# Master/Slave: MacMini + PC?



## MediaComposer88 (Oct 3, 2017)

Hi all!

I'm planning a system upgrade very soon, and I'm thinking about going one of the following routes:
- PC Master + PC Slave
- Mac Mini Master + PC Slave

Considering the Mac Mini is long in the tooth, I'll wait and see if Apple will release a new model before the end of this year.

I was wondering if anyone here has a MacMini Master + PC Slave setup. If so, I would be very curious to hear about your experiences with this particular setup.

Although I like both Windows and Mac OS, I prefer Mac OS. But I don't want to go the iMac (Pro) route, nor do I want to wait for the new Mac Pro.

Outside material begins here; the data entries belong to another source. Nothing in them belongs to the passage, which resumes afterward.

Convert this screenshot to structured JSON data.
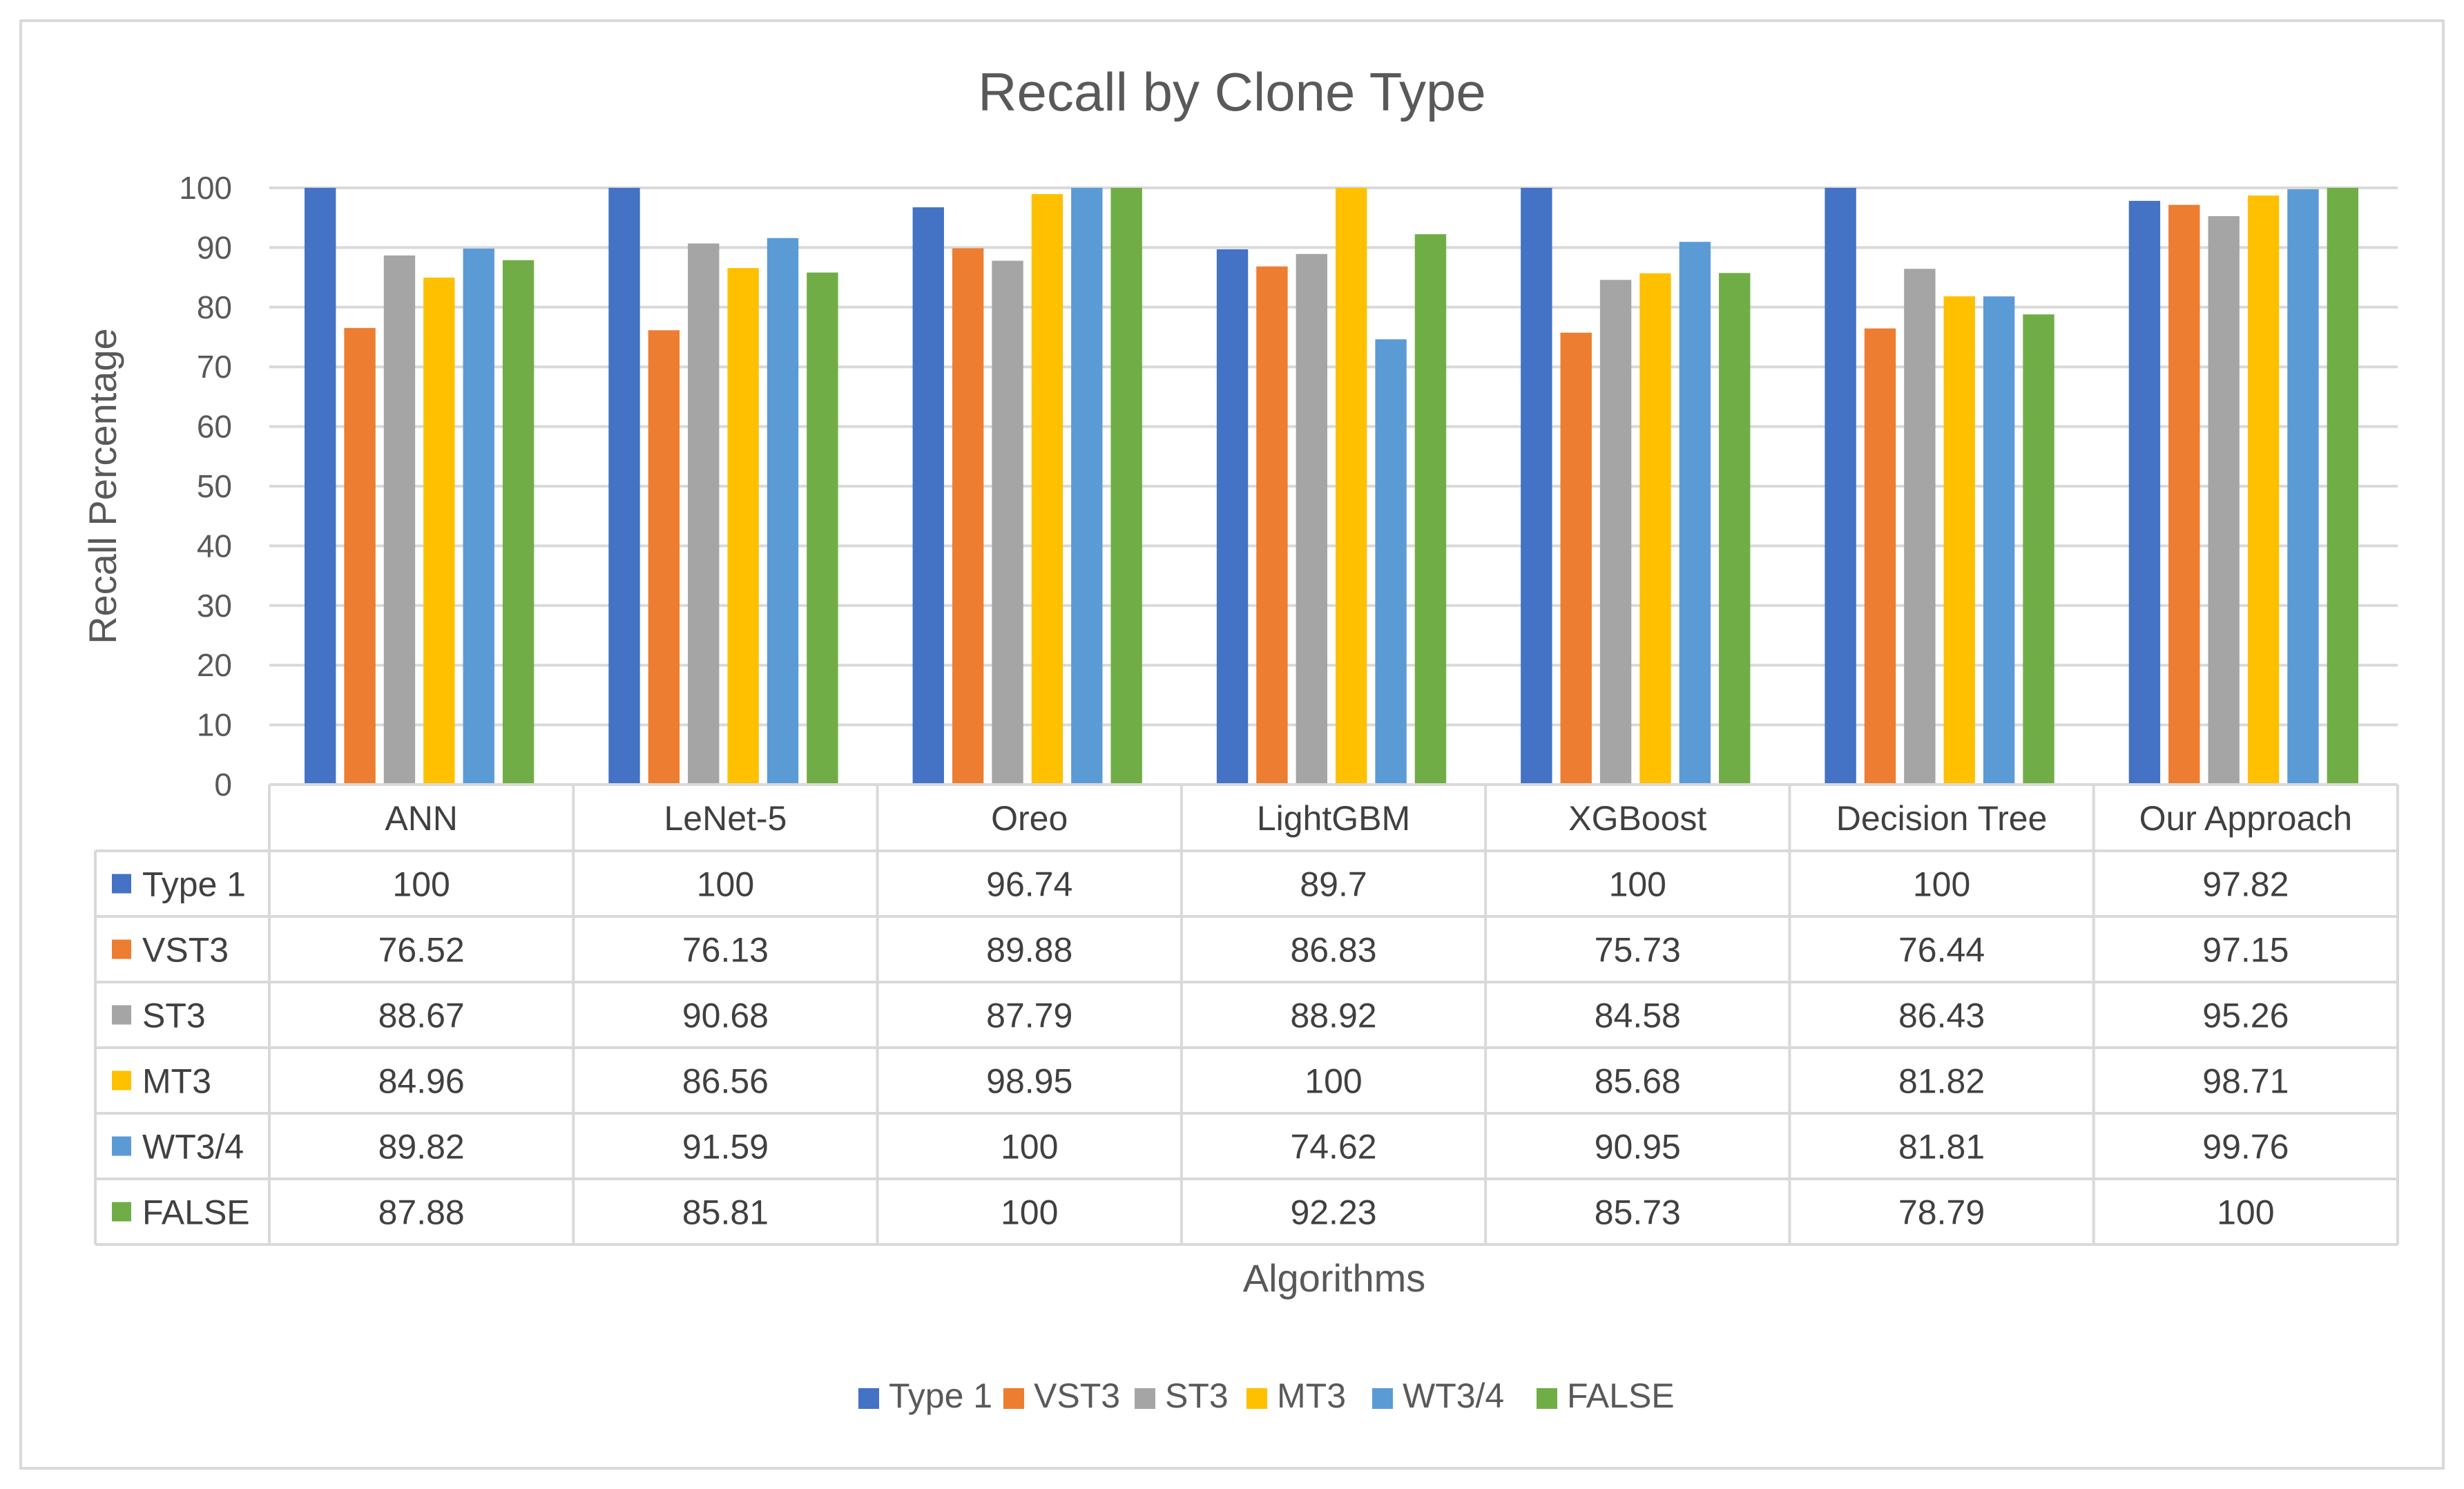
{
  "chart_data": {
    "type": "bar",
    "title": "Recall by Clone Type",
    "xlabel": "Algorithms",
    "ylabel": "Recall Percentage",
    "ylim": [
      0,
      100
    ],
    "yticks": [
      "0",
      "10",
      "20",
      "30",
      "40",
      "50",
      "60",
      "70",
      "80",
      "90",
      "100"
    ],
    "grid": true,
    "legend_position": "bottom",
    "categories": [
      "ANN",
      "LeNet-5",
      "Oreo",
      "LightGBM",
      "XGBoost",
      "Decision Tree",
      "Our Approach"
    ],
    "series": [
      {
        "name": "Type 1",
        "color": "#4472c4",
        "values": [
          100,
          100,
          96.74,
          89.7,
          100,
          100,
          97.82
        ],
        "labels": [
          "100",
          "100",
          "96.74",
          "89.7",
          "100",
          "100",
          "97.82"
        ]
      },
      {
        "name": "VST3",
        "color": "#ed7d31",
        "values": [
          76.52,
          76.13,
          89.88,
          86.83,
          75.73,
          76.44,
          97.15
        ],
        "labels": [
          "76.52",
          "76.13",
          "89.88",
          "86.83",
          "75.73",
          "76.44",
          "97.15"
        ]
      },
      {
        "name": "ST3",
        "color": "#a5a5a5",
        "values": [
          88.67,
          90.68,
          87.79,
          88.92,
          84.58,
          86.43,
          95.26
        ],
        "labels": [
          "88.67",
          "90.68",
          "87.79",
          "88.92",
          "84.58",
          "86.43",
          "95.26"
        ]
      },
      {
        "name": "MT3",
        "color": "#ffc000",
        "values": [
          84.96,
          86.56,
          98.95,
          100,
          85.68,
          81.82,
          98.71
        ],
        "labels": [
          "84.96",
          "86.56",
          "98.95",
          "100",
          "85.68",
          "81.82",
          "98.71"
        ]
      },
      {
        "name": "WT3/4",
        "color": "#5b9bd5",
        "values": [
          89.82,
          91.59,
          100,
          74.62,
          90.95,
          81.81,
          99.76
        ],
        "labels": [
          "89.82",
          "91.59",
          "100",
          "74.62",
          "90.95",
          "81.81",
          "99.76"
        ]
      },
      {
        "name": "FALSE",
        "color": "#70ad47",
        "values": [
          87.88,
          85.81,
          100,
          92.23,
          85.73,
          78.79,
          100
        ],
        "labels": [
          "87.88",
          "85.81",
          "100",
          "92.23",
          "85.73",
          "78.79",
          "100"
        ]
      }
    ]
  }
}
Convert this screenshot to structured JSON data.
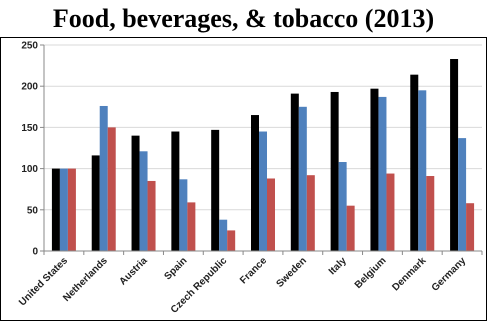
{
  "chart_data": {
    "type": "bar",
    "title": "Food, beverages, & tobacco (2013)",
    "xlabel": "",
    "ylabel": "",
    "ylim": [
      0,
      250
    ],
    "yticks": [
      0,
      50,
      100,
      150,
      200,
      250
    ],
    "grid": true,
    "legend": "none",
    "categories": [
      "United States",
      "Netherlands",
      "Austria",
      "Spain",
      "Czech Republic",
      "France",
      "Sweden",
      "Italy",
      "Belgium",
      "Denmark",
      "Germany"
    ],
    "series": [
      {
        "color": "#000000",
        "values": [
          100,
          116,
          140,
          145,
          147,
          165,
          191,
          193,
          197,
          214,
          233
        ]
      },
      {
        "color": "#4f81bd",
        "values": [
          100,
          176,
          121,
          87,
          38,
          145,
          175,
          108,
          187,
          195,
          137
        ]
      },
      {
        "color": "#c0504d",
        "values": [
          100,
          150,
          85,
          59,
          25,
          88,
          92,
          55,
          94,
          91,
          58
        ]
      }
    ]
  }
}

I figured using the Mac Mini as a master could be an (cost-)efficient solution to keep rocking osX. 

However, I wonder if there are big downsides of this option that I have to take into consideration (especially when it comes to performance, connectivity, and upgradability).

Bottom line: if this is an extremely bad idea, let me know and then I'll move over to Windows. 

Have a great day!

Dennis


----------



## mc_deli (Oct 3, 2017)

What Mac Mini is it? If it's not the 2012 quad core i7 with 16GB then I think the answer is don't bother (on price/performance/longevity).


----------



## MediaComposer88 (Oct 3, 2017)

Hi mc_deli,

I would select the Mac Mini with the highest-clocked CPU, a 1TB drive and would add as much RAM as possible (in case of the current model, I believe 16GB is the maximum).

Of course, I'm hoping the specs of the upcoming Mac Mini will be better (32GB/64GB RAM; CPU with higher clock speed, 1TB SSD).

All the best,

Dennis


----------